Photo by Nature Bee
I’m sure you, like me, have seen news headlines about plastic in the ocean, the drama surrounding Victoria’s plastic bag ban, or heard the grumbles about straws, coffee cups, and takeout containers. Everywhere I look I see disposable packaging.
It’s incomprehensible to imagine a life completely free from these modern conveniences. I want to be more conscious of how much waste I am creating however I also don’t have the time, or frankly the emotional capacity, to internalize this problem into a full lifestyle change. I am interested in making small changes and over time decrease my disposable consumption habits.
If you are like me some of my favourite options may be able to help.
Singing Bowl Granola
I’ve been part of the Singing Bowl Granola bucket club for a while; I bring my empty bucket and trade it in for a full bucket of delicious no-grain granola. The returned bucket is thoroughly sterilized and filled up for the next person. Singing Bowl Granola not only is focusing on reducing the amount of disposable packaging, they also support school breakfast programs and other local charities.
Joining the returnable container movement is new hummus aficionados, Justos. This Victoria company serves their 8 creative flavours of hummus and vegan dips in reusable glass jars to reduce their impact on the environment, the only hummus company in Canada to do so.
There is already so much waste associated with consumer habits, and when starting a business, Justin didn’t want to add to this problem. He believes that there needs to be a change by shifting the onus from individual consumer choices onto business providing alternatives.
It’s exciting to see a company starting off trying to demonstrate that consumers will choose an eco-friendly option if given the opportunity.
You can order on their webpage, or keep any eye out for these gorgeous jars in local markets soon!
Gone are the days of Dunkaroos and Lunchables (sad, I know), where every item in my lunch bag was wrapped in plastic. Welcome to the new age of beeswax wraps.
It all started in 2008 when creator Toni Desrosiers developed Abeego right here in Victoria, and this idea has exploded around the globe, including a number of makers in Victoria. Through trial and error, I’ve settled on Nature Bee as my preferred product. It feels sturdier, stronger and I’m comfortable tossing wrapped veggies into my bag and taking them on the go. I find it just sticks better. The branding is sunny and positive in a time of overwhelming environmental frustration.
There are so many beeswax options out there so try out a couple until you find the one that works best for you.
The Market Garden
I absolutely adore The Market Garden, a boutique grocer and urban farm, on Catherine St. in Vic West.
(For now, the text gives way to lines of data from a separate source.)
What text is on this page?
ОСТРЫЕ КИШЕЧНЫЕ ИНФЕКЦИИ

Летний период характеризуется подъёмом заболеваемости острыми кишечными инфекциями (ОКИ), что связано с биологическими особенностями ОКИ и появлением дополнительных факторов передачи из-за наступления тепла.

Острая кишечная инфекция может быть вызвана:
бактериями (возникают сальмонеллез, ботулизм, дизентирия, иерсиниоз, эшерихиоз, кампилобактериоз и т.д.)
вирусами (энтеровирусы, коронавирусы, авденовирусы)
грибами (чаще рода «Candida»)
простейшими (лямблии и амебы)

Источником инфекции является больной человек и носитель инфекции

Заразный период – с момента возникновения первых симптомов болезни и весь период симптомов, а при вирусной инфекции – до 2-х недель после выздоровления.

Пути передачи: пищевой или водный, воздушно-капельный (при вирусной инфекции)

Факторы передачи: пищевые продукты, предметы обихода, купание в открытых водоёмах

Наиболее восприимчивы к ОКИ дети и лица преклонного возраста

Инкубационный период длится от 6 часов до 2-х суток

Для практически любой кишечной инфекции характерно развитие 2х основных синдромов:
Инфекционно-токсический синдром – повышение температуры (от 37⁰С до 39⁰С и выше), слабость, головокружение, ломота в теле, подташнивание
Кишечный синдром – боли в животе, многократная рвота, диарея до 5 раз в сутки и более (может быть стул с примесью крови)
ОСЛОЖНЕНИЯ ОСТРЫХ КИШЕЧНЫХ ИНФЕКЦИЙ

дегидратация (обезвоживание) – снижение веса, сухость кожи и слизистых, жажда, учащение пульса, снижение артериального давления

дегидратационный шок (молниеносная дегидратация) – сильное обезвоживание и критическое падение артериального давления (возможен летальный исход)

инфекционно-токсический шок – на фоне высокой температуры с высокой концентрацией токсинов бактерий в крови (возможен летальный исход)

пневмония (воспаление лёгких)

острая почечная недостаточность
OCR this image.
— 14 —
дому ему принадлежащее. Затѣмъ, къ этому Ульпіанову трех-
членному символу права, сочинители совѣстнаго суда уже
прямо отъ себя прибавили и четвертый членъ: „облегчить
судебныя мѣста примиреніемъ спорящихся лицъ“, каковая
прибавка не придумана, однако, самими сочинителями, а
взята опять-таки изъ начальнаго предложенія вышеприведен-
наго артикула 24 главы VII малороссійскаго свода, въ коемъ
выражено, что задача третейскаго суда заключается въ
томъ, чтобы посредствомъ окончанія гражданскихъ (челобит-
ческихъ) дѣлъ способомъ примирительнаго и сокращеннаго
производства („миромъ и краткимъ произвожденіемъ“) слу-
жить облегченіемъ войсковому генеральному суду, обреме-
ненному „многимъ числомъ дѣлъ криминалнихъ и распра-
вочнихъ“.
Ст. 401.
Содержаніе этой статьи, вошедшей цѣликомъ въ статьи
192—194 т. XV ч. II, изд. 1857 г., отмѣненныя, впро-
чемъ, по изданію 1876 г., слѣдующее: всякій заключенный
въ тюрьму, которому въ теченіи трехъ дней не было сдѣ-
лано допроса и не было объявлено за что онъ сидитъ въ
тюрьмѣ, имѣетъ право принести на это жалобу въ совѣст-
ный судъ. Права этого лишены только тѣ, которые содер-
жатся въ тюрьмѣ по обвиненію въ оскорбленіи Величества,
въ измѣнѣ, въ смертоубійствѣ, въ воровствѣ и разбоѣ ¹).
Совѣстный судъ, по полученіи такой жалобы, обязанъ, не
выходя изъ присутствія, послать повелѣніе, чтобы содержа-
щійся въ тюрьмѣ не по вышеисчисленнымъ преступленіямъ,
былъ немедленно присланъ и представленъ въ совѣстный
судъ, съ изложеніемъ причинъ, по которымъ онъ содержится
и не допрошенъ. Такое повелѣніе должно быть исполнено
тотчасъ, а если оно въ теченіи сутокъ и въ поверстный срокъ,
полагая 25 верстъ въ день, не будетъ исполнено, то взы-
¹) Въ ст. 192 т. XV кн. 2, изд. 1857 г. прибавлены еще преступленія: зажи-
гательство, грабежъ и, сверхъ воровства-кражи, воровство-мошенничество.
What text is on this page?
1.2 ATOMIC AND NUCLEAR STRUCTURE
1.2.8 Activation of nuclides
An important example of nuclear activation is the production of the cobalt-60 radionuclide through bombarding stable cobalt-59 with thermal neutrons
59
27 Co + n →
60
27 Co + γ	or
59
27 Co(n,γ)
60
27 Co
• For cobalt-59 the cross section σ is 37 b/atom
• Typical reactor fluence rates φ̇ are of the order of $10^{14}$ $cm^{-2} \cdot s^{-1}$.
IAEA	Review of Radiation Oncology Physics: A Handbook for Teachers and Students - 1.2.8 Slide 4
Walking in the door I’m overcome with that “kid in a candy store overwhelmed with excitement and anticipation” feeling. The best area of the store, hands down, is the spice wall. An entire wall filled with unique spices rarely seen, all in small reusable glass jars. How can that be anything other than magical? Other jars full of bulk items; nuts, popcorn, lentils, and so much more line the opposite wall. When the jars are returned a deposit is refunded. I am a very spontaneous shopper and find it so much easier to bring jars back once they’re used, than to remember to bring them in the first place. Plus, I’m not awkwardly trying to fill the jars with one hand, while I hold up the lid and spill half a scoop on the floor… or is that just me?
810 Catherine Street, Vic West
Have you seen the Nulla cups?
I first found them at 2% Jazz coffee shop and have been seeing more pop up around town. The mission is simple; an easy,convenient, and affordable alternative to disposable coffee cups.
I love my travel mug, but I’m notorious for either neglecting to clean it (gross), or forgetting it at home. Nulla is great because with a $5 deposit I can borrow a travel mug and return it for a clean one the next time I grab a coffee!
They’re made to be recycled at the end of their lifespan.
At the end of the day, the best way to reduce the amount of disposable packaging you generate is to bring your own containers.